I just moved my first guys out into their new coop and they now know they're suppose to go in at night but they don't get quite all the way in. They kind of just gather in the doorway, but I figure that's just they're still not used to the routine or sure of what to do...? 

My biggest thing though is when I let them in they all huddle around the shut door and chirp because some will try to lay down and others will step on them as they try to find a spot too. I have left a small low perch in there that I used when they were younger and were just starting to perch but the times that I've looked in one them at night they're not using it.. They're still all together sleeping by the door. They always slept on the perch when I had them in the brooder, but now nothing.


----------



## ciwheeles (Apr 5, 2013)

Oh and I'm pretty sure it's not the cold or anything because they have all their feathers and the temps have been in the upper 60's at night :/


----------



## gmos719 (Apr 19, 2013)

How long have you had them in their new coop? 
Mine didn't perch for two weeks or more after moving them.


----------



## ciwheeles (Apr 5, 2013)

gmos719 said:


> How long have you had them in their new coop?
> Mine didn't perch for two weeks or more after moving them.
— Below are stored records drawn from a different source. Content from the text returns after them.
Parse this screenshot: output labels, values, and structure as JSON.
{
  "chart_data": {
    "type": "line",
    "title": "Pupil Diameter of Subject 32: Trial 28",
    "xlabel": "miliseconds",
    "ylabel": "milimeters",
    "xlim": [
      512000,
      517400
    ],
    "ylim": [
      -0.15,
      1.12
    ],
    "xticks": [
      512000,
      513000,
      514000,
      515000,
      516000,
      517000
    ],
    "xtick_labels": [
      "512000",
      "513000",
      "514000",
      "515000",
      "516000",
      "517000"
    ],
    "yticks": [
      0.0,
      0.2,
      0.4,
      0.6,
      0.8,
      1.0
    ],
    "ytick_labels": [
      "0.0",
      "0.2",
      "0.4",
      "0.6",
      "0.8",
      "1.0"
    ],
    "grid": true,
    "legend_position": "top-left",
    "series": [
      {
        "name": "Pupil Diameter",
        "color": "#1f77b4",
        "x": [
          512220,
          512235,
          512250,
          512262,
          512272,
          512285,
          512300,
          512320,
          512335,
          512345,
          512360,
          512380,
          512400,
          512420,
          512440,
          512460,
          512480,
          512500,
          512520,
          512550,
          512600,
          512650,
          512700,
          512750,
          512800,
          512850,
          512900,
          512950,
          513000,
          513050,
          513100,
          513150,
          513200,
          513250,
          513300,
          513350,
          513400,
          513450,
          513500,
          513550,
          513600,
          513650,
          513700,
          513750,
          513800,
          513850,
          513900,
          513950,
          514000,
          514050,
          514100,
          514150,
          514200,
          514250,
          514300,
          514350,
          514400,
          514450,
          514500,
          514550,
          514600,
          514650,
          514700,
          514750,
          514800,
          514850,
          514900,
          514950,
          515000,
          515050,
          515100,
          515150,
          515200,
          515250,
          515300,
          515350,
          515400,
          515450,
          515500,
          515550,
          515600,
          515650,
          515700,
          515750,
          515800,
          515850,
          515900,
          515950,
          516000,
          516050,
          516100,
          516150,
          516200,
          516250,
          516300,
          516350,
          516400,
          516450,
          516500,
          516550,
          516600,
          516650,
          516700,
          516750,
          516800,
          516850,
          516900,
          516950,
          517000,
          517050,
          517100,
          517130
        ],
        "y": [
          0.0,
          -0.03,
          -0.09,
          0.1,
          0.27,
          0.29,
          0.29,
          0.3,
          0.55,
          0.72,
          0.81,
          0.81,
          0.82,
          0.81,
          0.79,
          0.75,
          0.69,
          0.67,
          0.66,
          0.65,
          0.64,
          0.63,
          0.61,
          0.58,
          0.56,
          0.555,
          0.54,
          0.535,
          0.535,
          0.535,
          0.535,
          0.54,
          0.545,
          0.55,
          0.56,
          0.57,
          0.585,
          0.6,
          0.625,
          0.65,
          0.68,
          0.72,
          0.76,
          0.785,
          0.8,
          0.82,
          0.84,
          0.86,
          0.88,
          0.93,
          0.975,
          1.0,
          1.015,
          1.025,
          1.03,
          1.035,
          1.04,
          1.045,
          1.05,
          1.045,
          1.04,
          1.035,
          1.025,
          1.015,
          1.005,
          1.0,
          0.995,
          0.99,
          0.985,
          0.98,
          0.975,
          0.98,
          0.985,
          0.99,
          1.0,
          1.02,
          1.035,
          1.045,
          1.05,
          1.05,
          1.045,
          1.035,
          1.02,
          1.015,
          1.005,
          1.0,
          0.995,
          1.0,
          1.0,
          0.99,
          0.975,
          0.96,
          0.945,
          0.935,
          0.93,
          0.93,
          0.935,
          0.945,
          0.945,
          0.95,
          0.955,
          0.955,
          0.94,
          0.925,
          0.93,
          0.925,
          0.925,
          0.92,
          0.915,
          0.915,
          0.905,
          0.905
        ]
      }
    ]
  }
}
Only about a week maybe. I just thought it was strange they didn't just perch like they had, but I guess it's not to uncommon


----------



## NyGoatMom (Jan 26, 2013)

Nope, not uncommon at all. They are adjusting to their new area. I find all young chickens take time to adjust from brooder to coop, and they tend to panic at dark.
Some take a lot longer to learn how to roost than others and some never do, like my silkies and showgirls


----------



## mjs500doo (Nov 24, 2012)

What you can do (it's what I do) is go in after dark and everyone is settled. Grab them gently in the dark and put them on the perches. Takes a couple nights but waking up in that area helps.


----------



## ciwheeles (Apr 5, 2013)

mjs500doo said:


> What you can do (it's what I do) is go in after dark and everyone is settled. Grab them gently in the dark and put them on the perches. Takes a couple nights but waking up in that area helps.


I think I'll try that! Thanks!


----------